Domestic oil and natural gas drilling in the second quarter fell by nearly 50% from the same period a year ago, with gas activity taking the biggest hit in 10 years, the American Petroleum Institute (API) reported last week. The three-month decline was more than double the percentage drop (22%) witnessed in the first quarter (see NGI, April 20).

For the second quarter in a row, U.S. drilling fell to levels not seen since 2003-2004, according to API, which represents major producers. It estimated that 8,038 oil wells, natural gas wells and dry holes were completed in the second quarter of the year, down 46% from the comparable period in 2008. This compares to a completion level of 11,071 wells and dry holes in the first quarter.

While natural gas continued to be the primary target for domestic drilling, it suffered its most severe quarterly decline this decade, API said. An estimated 4,225 gas wells were completed in the second quarter, down 43% from the second quarter in 2008 and significantly below the number of gas wells that were completed in the first quarter (5,735).

Oil well completions continued to subside as well, with total estimated oil well completions in the second quarter falling 53% below year-ago levels, the institute noted. This is more than double the first quarter percentage drop in oil well completions to 4,060 wells.

The estimated number of second quarter exploratory oil and gas wells drilled plunged 63% from 2008 to 336 wells, while the number of development oil and gas wells slipped 46% to 6,761 wells in the second quarter, API said.

It further reported that total estimated footage drilled in the second quarter was 48.1 million feet, down 53% from the same period a year ago. An estimated 64.5 million feet was drilled in the first quarter.
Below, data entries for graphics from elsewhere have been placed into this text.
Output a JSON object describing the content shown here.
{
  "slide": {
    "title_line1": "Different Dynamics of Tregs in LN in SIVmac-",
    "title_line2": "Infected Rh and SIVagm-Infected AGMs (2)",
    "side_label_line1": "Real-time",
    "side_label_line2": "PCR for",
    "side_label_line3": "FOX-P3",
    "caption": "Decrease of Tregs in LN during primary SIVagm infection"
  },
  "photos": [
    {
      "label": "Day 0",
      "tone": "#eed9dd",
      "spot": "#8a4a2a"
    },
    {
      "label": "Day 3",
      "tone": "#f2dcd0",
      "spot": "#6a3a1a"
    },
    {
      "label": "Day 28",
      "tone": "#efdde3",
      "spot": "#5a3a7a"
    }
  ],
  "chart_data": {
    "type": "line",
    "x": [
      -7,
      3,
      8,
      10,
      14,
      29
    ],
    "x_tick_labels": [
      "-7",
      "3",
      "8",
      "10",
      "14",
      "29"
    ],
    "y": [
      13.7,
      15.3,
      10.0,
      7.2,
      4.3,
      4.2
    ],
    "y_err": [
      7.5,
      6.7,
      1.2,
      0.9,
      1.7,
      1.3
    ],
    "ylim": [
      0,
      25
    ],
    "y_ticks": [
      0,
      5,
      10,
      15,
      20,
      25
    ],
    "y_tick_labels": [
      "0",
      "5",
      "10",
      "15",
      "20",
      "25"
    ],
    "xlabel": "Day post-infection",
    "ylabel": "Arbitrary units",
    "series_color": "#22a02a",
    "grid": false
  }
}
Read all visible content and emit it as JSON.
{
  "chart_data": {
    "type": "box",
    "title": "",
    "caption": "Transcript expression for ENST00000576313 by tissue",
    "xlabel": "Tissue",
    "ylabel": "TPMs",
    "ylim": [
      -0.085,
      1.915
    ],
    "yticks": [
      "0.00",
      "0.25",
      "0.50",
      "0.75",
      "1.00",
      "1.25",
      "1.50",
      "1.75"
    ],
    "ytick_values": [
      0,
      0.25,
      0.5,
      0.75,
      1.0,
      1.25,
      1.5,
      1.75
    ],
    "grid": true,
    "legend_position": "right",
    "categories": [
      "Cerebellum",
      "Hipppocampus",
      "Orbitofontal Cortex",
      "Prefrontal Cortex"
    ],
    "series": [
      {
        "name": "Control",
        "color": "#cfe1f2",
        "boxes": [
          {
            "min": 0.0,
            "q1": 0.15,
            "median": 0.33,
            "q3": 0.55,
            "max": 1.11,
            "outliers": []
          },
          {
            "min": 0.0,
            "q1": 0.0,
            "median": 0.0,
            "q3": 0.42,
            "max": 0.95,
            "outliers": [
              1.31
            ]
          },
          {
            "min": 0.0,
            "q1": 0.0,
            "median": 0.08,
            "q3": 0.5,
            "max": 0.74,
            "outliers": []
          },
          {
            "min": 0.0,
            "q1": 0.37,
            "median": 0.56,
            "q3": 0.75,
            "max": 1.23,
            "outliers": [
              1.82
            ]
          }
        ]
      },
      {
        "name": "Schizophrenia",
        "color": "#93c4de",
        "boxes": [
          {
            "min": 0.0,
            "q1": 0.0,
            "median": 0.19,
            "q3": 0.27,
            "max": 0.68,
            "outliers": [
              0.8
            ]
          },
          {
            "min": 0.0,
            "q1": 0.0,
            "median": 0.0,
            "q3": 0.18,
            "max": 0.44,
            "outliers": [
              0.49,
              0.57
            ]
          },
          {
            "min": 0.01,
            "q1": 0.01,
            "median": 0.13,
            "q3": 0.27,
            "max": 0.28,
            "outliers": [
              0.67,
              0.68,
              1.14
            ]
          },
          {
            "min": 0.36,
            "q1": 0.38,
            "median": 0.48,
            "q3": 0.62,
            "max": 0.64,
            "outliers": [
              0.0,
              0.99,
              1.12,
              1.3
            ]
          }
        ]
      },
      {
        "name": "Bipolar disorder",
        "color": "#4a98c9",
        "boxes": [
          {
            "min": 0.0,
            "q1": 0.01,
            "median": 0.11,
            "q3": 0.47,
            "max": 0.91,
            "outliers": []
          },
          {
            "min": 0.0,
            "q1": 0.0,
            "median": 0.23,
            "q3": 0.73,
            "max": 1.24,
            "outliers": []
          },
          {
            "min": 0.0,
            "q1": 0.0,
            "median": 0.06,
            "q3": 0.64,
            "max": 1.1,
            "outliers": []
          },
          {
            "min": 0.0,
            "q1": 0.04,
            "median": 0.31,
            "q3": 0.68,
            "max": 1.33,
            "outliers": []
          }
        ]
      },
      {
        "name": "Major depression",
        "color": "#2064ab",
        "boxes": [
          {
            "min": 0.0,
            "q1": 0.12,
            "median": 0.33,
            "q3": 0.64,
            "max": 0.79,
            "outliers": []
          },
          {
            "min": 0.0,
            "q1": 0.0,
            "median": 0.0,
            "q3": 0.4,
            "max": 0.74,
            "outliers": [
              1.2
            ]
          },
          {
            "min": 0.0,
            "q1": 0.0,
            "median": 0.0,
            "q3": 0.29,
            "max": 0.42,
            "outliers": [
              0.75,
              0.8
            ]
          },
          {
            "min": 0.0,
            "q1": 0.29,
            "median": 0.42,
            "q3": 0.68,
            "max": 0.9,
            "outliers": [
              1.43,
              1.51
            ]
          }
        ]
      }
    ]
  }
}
The domestic natural gas rig count as of last Friday had slipped to its lowest level in more than seven years, according to a report by Baker Hughes Inc. (BHI).

According to BHI, the number of rigs drilling for gas in the United States stood at 665, which is down 57% from a high last September when more than 1,600 gas rigs were in operation. The rig count is lower now than it's been since May 3, 2002, when there were 640 gas rigs in operation, BHI said.

The U.S. gas rig count has been in free-fall since last fall when gas prices slid almost 70% from their summer highs and access to credit markets tightened.

A forecast of a colder-than-normal winter, combined with mildly bullish gas storage figures reported by the Energy Information Agency, factored into gas futures prices moving higher Thursday to $3.668/Mcf.'s Joe Bastardi said last Wednesday this coming winter may be the coldest in five years in an area stretching from Boston to Washington, DC (see related story).